Tools for flashcards, audio files, and word lists for language learning.
Project description
Summary
This package has functionality for maintaining and managing language learning flashcards and associated audio files. The audio syntax generated is compatible with that used by Anki, a commonly used flashcard software available on computers and smart phones. A git repository for this package is located on github, with additional documentation in the wiki of the repository.
The primary objective of sharing this package and documentation is to aid users who ask the question “How can I use spaced-repetition flashcard software to learn a foreign language?” We present suggestions with example code for the case of an English native-speaker studying German, but the code is designed for use with arbitrary languages (although users might need to write their own functions that can be input to the package functions to parse their input).
This package does not contain pre-made flashcard decks for studying a language. Making flashcard decks from scratch can be a tedious task, and, in our opinion, this is not always useful for learning. Therefore, we do not discourage users from using pre-made decks if they find some suitable for their language. However, this code might still be useful for such users if they want to build a deck to manage or supplement their pre-made deck (for example, to learn vocabulary for their particular profession). This documentation may also be useful for users who have started with a pre-made deck that they now feel could be improved, as it provides concrete suggestions and code for such improvements.

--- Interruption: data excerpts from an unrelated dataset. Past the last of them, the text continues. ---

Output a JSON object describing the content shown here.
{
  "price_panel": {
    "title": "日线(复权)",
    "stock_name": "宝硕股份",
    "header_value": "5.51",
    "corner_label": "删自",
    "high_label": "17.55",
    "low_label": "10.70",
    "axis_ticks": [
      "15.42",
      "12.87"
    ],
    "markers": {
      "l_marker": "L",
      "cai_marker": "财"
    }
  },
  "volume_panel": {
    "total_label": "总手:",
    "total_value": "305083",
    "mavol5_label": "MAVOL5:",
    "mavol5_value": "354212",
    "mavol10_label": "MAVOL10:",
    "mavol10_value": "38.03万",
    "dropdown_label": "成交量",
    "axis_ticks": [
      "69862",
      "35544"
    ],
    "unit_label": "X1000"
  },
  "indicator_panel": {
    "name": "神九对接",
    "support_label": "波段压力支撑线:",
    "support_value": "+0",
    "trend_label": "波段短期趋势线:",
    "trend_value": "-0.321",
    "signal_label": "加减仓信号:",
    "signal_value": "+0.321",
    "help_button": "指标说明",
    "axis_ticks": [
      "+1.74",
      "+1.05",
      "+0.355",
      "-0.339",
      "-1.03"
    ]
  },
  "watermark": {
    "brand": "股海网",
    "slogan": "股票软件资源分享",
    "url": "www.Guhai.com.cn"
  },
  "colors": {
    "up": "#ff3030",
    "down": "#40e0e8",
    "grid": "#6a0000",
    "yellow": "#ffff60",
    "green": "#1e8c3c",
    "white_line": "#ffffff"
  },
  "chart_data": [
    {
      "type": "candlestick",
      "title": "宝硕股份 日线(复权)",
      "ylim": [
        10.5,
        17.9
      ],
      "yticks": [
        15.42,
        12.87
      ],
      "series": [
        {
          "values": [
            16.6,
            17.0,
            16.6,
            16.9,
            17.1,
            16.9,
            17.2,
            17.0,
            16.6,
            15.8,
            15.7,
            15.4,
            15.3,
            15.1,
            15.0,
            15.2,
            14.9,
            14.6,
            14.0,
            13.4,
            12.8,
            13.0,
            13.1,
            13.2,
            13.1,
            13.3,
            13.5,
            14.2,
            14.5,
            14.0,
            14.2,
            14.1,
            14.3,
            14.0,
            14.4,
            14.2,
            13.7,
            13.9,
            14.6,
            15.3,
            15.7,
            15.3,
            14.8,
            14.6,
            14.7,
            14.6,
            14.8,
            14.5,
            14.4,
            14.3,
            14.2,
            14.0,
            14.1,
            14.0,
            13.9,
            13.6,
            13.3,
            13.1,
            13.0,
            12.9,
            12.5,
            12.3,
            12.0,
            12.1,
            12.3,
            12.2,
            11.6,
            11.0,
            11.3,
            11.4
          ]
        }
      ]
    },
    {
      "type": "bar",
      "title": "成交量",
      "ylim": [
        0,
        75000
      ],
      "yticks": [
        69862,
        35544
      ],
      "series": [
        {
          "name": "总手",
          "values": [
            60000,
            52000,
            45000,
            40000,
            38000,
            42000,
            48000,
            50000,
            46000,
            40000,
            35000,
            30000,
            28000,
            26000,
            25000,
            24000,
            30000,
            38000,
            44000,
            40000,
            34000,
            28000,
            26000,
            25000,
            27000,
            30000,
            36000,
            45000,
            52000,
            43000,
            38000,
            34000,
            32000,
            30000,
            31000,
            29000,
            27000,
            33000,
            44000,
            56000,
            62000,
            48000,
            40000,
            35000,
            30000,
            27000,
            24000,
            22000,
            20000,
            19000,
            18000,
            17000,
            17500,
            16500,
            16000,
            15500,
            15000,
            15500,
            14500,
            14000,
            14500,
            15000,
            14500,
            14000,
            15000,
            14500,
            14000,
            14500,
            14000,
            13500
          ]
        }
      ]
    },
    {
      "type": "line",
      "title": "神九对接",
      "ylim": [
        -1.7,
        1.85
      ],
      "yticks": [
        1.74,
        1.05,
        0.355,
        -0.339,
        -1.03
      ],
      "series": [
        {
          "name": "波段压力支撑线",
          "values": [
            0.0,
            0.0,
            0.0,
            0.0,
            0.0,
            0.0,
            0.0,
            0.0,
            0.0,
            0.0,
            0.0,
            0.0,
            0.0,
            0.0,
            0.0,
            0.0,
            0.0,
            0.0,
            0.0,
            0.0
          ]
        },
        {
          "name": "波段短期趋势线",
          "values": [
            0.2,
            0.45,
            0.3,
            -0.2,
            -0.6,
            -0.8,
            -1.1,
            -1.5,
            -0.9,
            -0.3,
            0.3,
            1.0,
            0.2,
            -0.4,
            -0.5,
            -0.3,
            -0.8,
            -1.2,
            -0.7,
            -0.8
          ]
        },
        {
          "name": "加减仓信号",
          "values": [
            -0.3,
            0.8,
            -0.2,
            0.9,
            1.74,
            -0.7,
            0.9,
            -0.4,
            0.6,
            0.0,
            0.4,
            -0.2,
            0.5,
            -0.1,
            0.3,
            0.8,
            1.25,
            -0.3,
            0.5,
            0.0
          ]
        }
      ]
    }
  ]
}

Background and Definitions
Program creates cards / notes
The purpose of the package is to provide tools for converting a language learning ‘database’ stored in a flat file (e.g., which might have been exported from a spreadsheet) into flashcards for studying. More precisely, to use the terminology of Anki software, this generates notes which can be used to generate one or more flashcard per note in Anki, but in the rest of this documentation, we will use the terms flashcards or notes to refer to a record in the generated output.
Reference lists
The term ‘reference list’ refers to some list of words, typically not created by the user. For example, one reference list might be a list of A1 words from a testing authority, another reference list might be a list of words from an A1 textbook or website, a third reference list is a list of A2 words, etc... One of the purposes of the program is to provide tools for merging the input notes with the reference list(s) [for example, to check whether all words in a given reference list are in an input file]. A reference list is a list of words or phrases, and it might contain additional information, such as example sentences for the word or the chapter the word appears in the reference.
Fields
The input file can have multiple fields for the target language. For example, if the input file was created by export from a spreadsheet, each field represents a column in the original spreadsheet.
Tokens
We typically use an input notes file that is one row per English word with a given meaning (or multiple English words with the same meaning, but for simplicity, we describe the case with a single English word). There may be multiple German words with this meaning, in which case more than one German word may be entered in a single German field. These multiple words would typically be separated by commas or semi-colons as specified by the user. A token refers to each piece of the field after splitting the field on the comma or semi-colon delimiter.
Headwords
The term ‘headword’ refers to the base form of a word that is usually found in a dictionary. This is sometimes also called the lemma. For example, in German the definite article indicates the gender of the noun. The definite article and plural form are commonly presented in lists of vocabulary, but neither is considered part of the base form. Similarly, in German the infinitive form of the verb is typically considered the base form. Therefore, when an reference list of German words is provided, the headword is calculated by removing the definite article or extracting the infinitive according to some pre-determined rule (e.g., it might be known that for all records representing verbs, the infinitive is the first verb form listed). In the package, ‘headword’ refers to the keys for the dictionaries containing audio file information or the dictionaries representing reference lists. To avoid confusion, we call a string a ‘lookup key’ if it will be used as a lookup in these two sets of dictionaries, but if we are unsure if the lookup will be successful.
Functionality
At a high level, the most important features are integrating audio information into the deck, integrating information from multiple reference lists into the deck (for example, to assign each note a chapter for study), and creating tags useful for organizing studying.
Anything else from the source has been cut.